1995 REAPPRAISAL REPORT COMMENDS PROJECT -
The revised budget for the "Panam County Integrated Rural Development Project" has remained unchanged at 7.6 million ECUs, with the largest share - around 24% - allocated to project co-ordination and monitoring, and 19% to the health and education sub-projects, according to the Reappraisal Report. A mid-term assessment mission is built in and foreign experts are increased from 166 "person months" over five years to 237 person months, representing just over half the budget at around 16,000 ECU (12,400 or $19,800) per person per month. 9% of the budget is allocated to sending Tibetans on training courses outside the area.
The Reappraisal team concluded that the project would alleviate poverty and protect cultural identity in a sustainable and replicable way, and found no evidence that the project would attract Chinese settlers to the Panam area.
Their report does not look into questions about the potential boost the project's grain surplus might give to Chinese migration in towns beyond the project area, or about the likelihood of traders from China obtaining a better market position over Tibetan farmers thrust into an entrepreneurial system, according to Graham Clarke, a British developmentalist involved in the initial assessment of the Panam area for the EC.
"The point is that if the project is viable only with a public sector subsidy from national level, then implementation creates a further structural and economic linkage and dependency on lowland China," said Dr. Clarke, who says that overall Panam is not impoverished and already has a grain surplus in most years.

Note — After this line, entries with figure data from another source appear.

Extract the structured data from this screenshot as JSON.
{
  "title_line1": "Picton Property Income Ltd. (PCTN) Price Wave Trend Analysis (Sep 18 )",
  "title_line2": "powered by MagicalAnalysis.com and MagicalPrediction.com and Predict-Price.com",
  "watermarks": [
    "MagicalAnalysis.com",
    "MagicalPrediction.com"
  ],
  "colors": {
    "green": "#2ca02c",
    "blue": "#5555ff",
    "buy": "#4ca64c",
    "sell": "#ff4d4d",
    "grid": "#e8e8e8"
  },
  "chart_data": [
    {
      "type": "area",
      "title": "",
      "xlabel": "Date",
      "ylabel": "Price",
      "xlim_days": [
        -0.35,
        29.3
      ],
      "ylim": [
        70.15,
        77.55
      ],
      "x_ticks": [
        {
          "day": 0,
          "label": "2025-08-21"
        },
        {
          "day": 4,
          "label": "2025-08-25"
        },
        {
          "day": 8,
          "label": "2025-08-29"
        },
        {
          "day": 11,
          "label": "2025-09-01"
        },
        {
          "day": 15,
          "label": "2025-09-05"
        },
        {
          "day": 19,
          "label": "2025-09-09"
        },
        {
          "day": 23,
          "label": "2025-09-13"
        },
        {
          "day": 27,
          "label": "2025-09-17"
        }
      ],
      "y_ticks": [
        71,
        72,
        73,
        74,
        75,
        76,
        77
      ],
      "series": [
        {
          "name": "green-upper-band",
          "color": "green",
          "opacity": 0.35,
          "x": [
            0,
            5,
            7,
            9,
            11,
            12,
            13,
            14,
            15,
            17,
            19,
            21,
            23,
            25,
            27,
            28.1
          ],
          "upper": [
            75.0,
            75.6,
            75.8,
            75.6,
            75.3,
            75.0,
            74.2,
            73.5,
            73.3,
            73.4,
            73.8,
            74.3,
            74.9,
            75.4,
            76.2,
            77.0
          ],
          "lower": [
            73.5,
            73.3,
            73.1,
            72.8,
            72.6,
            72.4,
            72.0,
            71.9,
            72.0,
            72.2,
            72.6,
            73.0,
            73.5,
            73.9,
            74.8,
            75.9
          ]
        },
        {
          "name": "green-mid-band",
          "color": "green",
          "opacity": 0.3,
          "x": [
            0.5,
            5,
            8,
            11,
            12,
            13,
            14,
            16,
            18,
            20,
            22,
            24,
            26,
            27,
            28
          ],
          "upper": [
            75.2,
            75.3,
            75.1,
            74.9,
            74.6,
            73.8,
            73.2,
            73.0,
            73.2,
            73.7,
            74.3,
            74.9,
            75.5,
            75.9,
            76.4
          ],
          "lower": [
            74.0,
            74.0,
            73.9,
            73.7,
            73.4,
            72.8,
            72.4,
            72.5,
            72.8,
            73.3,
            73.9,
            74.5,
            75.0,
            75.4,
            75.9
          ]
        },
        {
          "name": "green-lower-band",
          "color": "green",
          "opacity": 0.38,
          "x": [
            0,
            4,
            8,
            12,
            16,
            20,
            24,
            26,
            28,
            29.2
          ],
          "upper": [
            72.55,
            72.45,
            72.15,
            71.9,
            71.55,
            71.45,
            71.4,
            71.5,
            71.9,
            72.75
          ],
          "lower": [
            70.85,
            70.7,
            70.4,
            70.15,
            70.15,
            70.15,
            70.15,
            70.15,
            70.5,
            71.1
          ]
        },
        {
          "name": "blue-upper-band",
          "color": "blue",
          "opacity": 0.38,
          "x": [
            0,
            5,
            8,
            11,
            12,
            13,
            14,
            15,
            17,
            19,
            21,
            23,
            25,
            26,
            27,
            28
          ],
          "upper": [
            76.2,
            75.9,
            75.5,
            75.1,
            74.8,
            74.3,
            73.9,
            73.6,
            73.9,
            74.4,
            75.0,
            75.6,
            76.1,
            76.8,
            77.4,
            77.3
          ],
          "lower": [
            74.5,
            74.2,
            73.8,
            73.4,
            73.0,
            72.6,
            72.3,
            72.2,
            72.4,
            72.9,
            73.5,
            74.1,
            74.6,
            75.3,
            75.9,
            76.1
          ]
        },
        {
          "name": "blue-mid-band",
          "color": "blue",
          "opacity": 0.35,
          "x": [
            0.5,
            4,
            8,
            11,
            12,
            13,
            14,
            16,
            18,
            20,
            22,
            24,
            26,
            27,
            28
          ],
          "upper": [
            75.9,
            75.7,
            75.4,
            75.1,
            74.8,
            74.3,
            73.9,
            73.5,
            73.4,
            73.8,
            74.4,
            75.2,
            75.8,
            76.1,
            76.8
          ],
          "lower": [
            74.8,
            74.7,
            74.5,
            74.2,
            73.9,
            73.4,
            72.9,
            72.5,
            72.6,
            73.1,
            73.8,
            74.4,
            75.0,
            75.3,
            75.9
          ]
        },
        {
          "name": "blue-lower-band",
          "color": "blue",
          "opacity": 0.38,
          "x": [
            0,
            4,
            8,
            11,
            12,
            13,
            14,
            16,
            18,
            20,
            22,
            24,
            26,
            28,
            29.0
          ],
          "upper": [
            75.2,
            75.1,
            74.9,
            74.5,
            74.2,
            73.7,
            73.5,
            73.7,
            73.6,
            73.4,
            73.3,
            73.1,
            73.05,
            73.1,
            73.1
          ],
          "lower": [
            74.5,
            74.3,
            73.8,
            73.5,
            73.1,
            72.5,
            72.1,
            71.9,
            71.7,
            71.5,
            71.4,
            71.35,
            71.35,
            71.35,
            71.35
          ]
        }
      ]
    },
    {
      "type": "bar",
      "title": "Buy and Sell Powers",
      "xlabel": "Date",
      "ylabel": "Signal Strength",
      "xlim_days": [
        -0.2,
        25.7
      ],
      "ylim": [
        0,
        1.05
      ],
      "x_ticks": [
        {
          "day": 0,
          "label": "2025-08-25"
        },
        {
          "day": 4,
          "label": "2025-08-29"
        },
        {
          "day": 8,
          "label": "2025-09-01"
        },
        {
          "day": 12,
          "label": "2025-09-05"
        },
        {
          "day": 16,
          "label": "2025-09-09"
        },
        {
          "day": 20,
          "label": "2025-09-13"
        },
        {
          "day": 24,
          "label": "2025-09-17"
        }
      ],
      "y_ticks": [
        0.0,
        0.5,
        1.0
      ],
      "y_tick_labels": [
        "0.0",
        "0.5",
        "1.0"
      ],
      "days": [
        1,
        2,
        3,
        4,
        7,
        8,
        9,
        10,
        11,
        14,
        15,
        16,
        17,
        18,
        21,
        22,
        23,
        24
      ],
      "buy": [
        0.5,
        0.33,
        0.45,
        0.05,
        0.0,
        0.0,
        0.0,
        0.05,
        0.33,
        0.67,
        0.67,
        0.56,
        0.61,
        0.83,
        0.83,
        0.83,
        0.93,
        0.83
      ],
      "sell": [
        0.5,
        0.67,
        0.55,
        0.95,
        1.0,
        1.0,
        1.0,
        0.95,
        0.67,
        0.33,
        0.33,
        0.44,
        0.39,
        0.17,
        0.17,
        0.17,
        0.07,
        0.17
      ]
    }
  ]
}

The only other large-scale foreign project in Tibet, the World Food Programme's "Project 3357", is focussed on irrigation construction in the Lhasa valley, where it began in September 1989. It led to unofficial reports that irrigation canals had been built going uphill or had been diverted into Chinese settlements, that a number of project areas had been targetted for Chinese settlement, and that Chinese labourers had been hidden during foreign inspections.
In May 1993 four of its seven projects were suspended as a result of "problems related to technical design and management", according to WFP officials, who later confirmed that non-Tibetans had been employed as labourers. The project is again underway but is currently two and a half years behind schedule, and is still paying its Tibetan workers with wheat, although the staple in Tibet is barley.
Since 1978 Tibet has received foreign aid worth US$43.697 mln through 38 bilateral or multi-lateral aid programmes, according to a Xinhua report on 12th October last year. These projects include US$7.2 mln for the WFP project, US$9.8 mln from Germany to update a leather factory, US$2.4 mln from Italy for a medical centre in Lhasa, US$4.39 mln from UNICEF to support a dozen educational programmes in Tibet, and US$0.24 mln from the UNDP for a tourism survey.